I hope I live to see the day when the people of Vietnam, freed from the communist lies that still permeate their daily lives, understand that every Vietnamese death in the war against America was a wasted life, one more of the 140 million human sacrifices on the altar of the most bloodthirsty false god in history: communism.

The Vietnamese war is now an old story. Those who remember it with bitterness hardly speak of it, the memories being too painful and the young being uninterested. But it should not be forgotten. The truth about it should be taught to new generations so that the right lessons may be learnt from it.

The most important lesson is that collectivist ideologies are inescapably cruel and destructive, and it is a lesson that should be applied to the collectivist ideology most threatening to the free world right now: Islam.

Yet again the moral idiots are are on the wrong side; the side of  misery, oppression, and death. The communists, the socialists, the “progressives” are in alliance with the jihadists.

The right lessons about the histories of Russia, China, Cambodia, Cuba, Vietnam, have not been learnt, most probably because they have not been taught. As Dennis Prager mourns:

There is little difference between the history of the Vietnam War as told by the Communist Party of Vietnam and what just about any college student will be told in just about any college by just about any professor in America, Europe, Asia or Latin America.

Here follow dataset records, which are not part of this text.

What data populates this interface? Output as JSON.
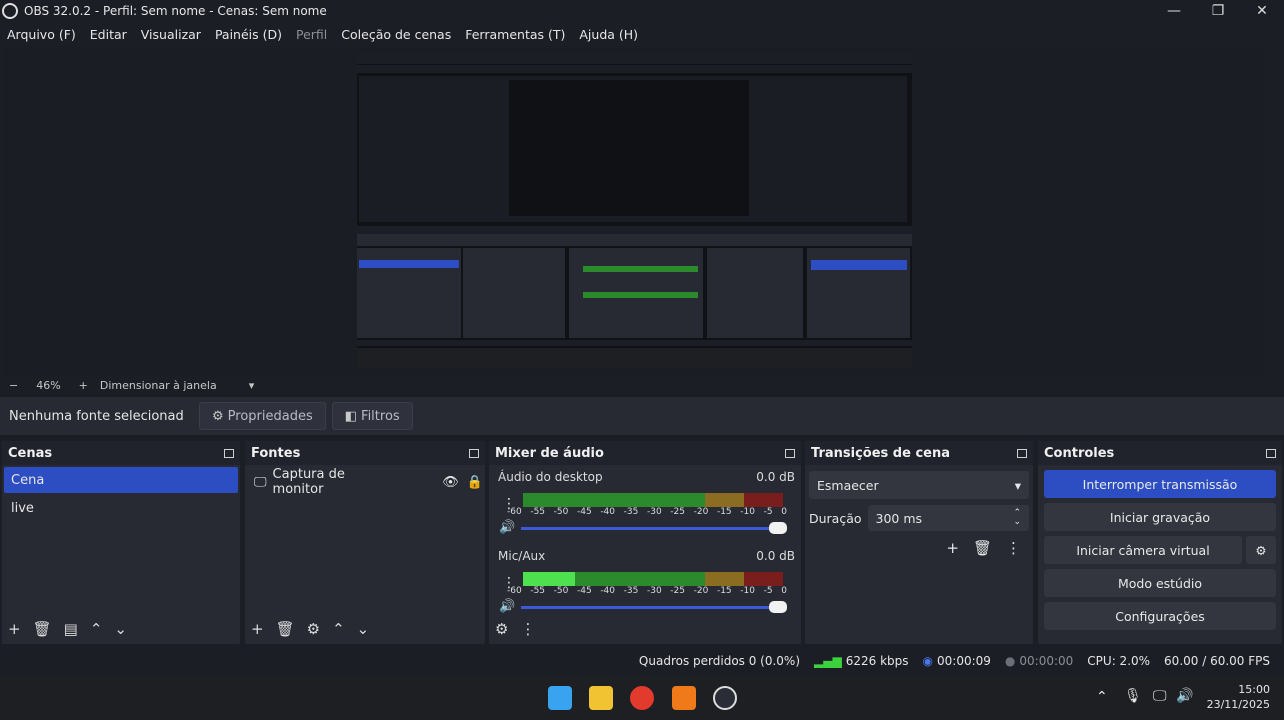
{
  "window": {
    "title": "OBS 32.0.2 - Perfil: Sem nome - Cenas: Sem nome"
  },
  "menu": [
    "Arquivo (F)",
    "Editar",
    "Visualizar",
    "Painéis (D)",
    "Perfil",
    "Coleção de cenas",
    "Ferramentas (T)",
    "Ajuda (H)"
  ],
  "zoom": {
    "value": "46%",
    "mode": "Dimensionar à janela"
  },
  "source_bar": {
    "label": "Nenhuma fonte selecionad",
    "properties": "Propriedades",
    "filters": "Filtros"
  },
  "scenes": {
    "title": "Cenas",
    "items": [
      "Cena",
      "live"
    ]
  },
  "sources": {
    "title": "Fontes",
    "items": [
      "Captura de monitor"
    ]
  },
  "mixer": {
    "title": "Mixer de áudio",
    "channels": [
      {
        "name": "Áudio do desktop",
        "db": "0.0 dB",
        "level": 0
      },
      {
        "name": "Mic/Aux",
        "db": "0.0 dB",
        "level": 0.2
      }
    ],
    "ticks": [
      "-60",
      "-55",
      "-50",
      "-45",
      "-40",
      "-35",
      "-30",
      "-25",
      "-20",
      "-15",
      "-10",
      "-5",
      "0"
    ]
  },
  "transitions": {
    "title": "Transições de cena",
    "type": "Esmaecer",
    "duration_label": "Duração",
    "duration": "300 ms"
  },
  "controls": {
    "title": "Controles",
    "stop_stream": "Interromper transmissão",
    "start_recording": "Iniciar gravação",
    "start_virtual_cam": "Iniciar câmera virtual",
    "studio_mode": "Modo estúdio",
    "settings": "Configurações"
  },
  "status": {
    "dropped": "Quadros perdidos 0 (0.0%)",
    "bitrate": "6226 kbps",
    "stream_time": "00:00:09",
    "rec_time": "00:00:00",
    "cpu": "CPU: 2.0%",
    "fps": "60.00 / 60.00 FPS"
  },
  "taskbar": {
    "time": "15:00",
    "date": "23/11/2025"
  }
}
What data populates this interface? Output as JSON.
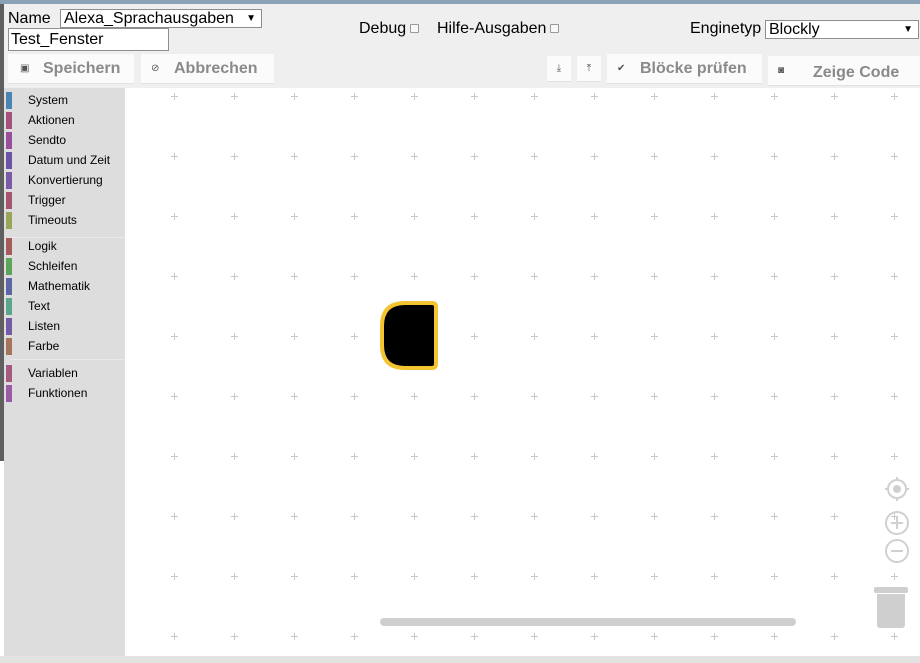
{
  "header": {
    "name_label": "Name",
    "script_select_value": "Alexa_Sprachausgaben",
    "window_name_value": "Test_Fenster",
    "debug_label": "Debug",
    "help_label": "Hilfe-Ausgaben",
    "engine_label": "Enginetyp",
    "engine_select_value": "Blockly"
  },
  "toolbar": {
    "save_label": "Speichern",
    "cancel_label": "Abbrechen",
    "check_label": "Blöcke prüfen",
    "show_code_label": "Zeige Code"
  },
  "toolbox": {
    "categories": [
      {
        "label": "System",
        "color": "#4a84b0"
      },
      {
        "label": "Aktionen",
        "color": "#a4527c"
      },
      {
        "label": "Sendto",
        "color": "#9a4f9a"
      },
      {
        "label": "Datum und Zeit",
        "color": "#6d53a6"
      },
      {
        "label": "Konvertierung",
        "color": "#7d5aa6"
      },
      {
        "label": "Trigger",
        "color": "#a5566e"
      },
      {
        "label": "Timeouts",
        "color": "#9aa55b"
      },
      {
        "label": "Logik",
        "color": "#a55b5b"
      },
      {
        "label": "Schleifen",
        "color": "#5ba55b"
      },
      {
        "label": "Mathematik",
        "color": "#5b67a5"
      },
      {
        "label": "Text",
        "color": "#5ba58c"
      },
      {
        "label": "Listen",
        "color": "#745ba5"
      },
      {
        "label": "Farbe",
        "color": "#a5745b"
      },
      {
        "label": "Variablen",
        "color": "#a55b80"
      },
      {
        "label": "Funktionen",
        "color": "#995ba5"
      }
    ]
  },
  "workspace": {
    "block_fill": "#000000",
    "block_outline": "#f5c431"
  }
}
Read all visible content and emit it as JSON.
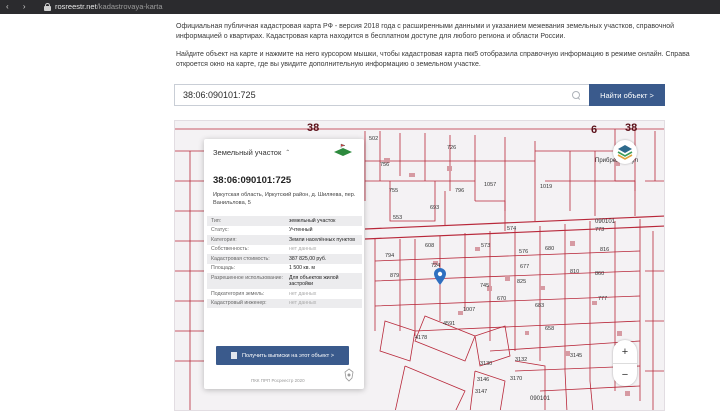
{
  "browser": {
    "url_host": "rosreestr.net",
    "url_path": "/kadastrovaya-karta"
  },
  "intro": {
    "paragraph1": "Официальная публичная кадастровая карта РФ - версия 2018 года с расширенными данными и указанием межевания земельных участков, справочной информацией о квартирах. Кадастровая карта находится в бесплатном доступе для любого региона и области России.",
    "paragraph2": "Найдите объект на карте и нажмите на него курсором мышки, чтобы кадастровая карта пкк5 отобразила справочную информацию в режиме онлайн. Справа откроется окно на карте, где вы увидите дополнительную информацию о земельном участке."
  },
  "search": {
    "value": "38:06:090101:725",
    "button_label": "Найти объект >"
  },
  "card": {
    "type_header": "Земельный участок",
    "cad_number": "38:06:090101:725",
    "address": "Иркутская область, Иркутский район, д. Шиляева, пер. Ванильлова, 5",
    "rows": [
      {
        "k": "Тип:",
        "v": "земельный участок",
        "muted": false
      },
      {
        "k": "Статус:",
        "v": "Учтенный",
        "muted": false
      },
      {
        "k": "Категория:",
        "v": "Земли населённых пунктов",
        "muted": false
      },
      {
        "k": "Собственность:",
        "v": "нет данных",
        "muted": true
      },
      {
        "k": "Кадастровая стоимость:",
        "v": "387 825,00 руб.",
        "muted": false
      },
      {
        "k": "Площадь:",
        "v": "1 500 кв. м",
        "muted": false
      },
      {
        "k": "Разрешенное использование:",
        "v": "Для объектов жилой застройки",
        "muted": false
      },
      {
        "k": "Подкатегория земель:",
        "v": "нет данных",
        "muted": true
      },
      {
        "k": "Кадастровый инженер:",
        "v": "нет данных",
        "muted": true
      }
    ],
    "button_label": "Получить выписки на этот объект >",
    "footer": "ПКК ПРП Росреестр 2020"
  },
  "map": {
    "block_numbers": [
      "38",
      "6",
      "38"
    ],
    "plots": [
      "502",
      "726",
      "756",
      "755",
      "553",
      "796",
      "693",
      "1057",
      "1019",
      "794",
      "724",
      "608",
      "573",
      "574",
      "576",
      "680",
      "677",
      "810",
      "879",
      "825",
      "745",
      "670",
      "683",
      "1007",
      "4591",
      "4178",
      "3146",
      "3147",
      "3130",
      "3132",
      "3170",
      "573",
      "601",
      "602",
      "777",
      "773",
      "816",
      "860",
      "777",
      "3145",
      "658",
      "641"
    ],
    "street_labels": [
      "Прибрежная ул",
      "090101",
      "090101"
    ],
    "zoom_in": "+",
    "zoom_out": "−"
  }
}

When Soviet Russia perished and Mao Zedong died;  when Russia, China, and Vietnam relented to “the natural order of liberty” (as Adam Smith called capitalism) because they’d learnt the hard way that Marxist economics do not work; the “bloodthirsty god”, communism, found asylum in the academies. In almost every university the monster reigns unchallenged, and has recently taken on a consort: Islam.

For the moral idiots of the left – many of whom have Ph.Ds – there are now two gods, communism and Allah, and Obama is their prophet.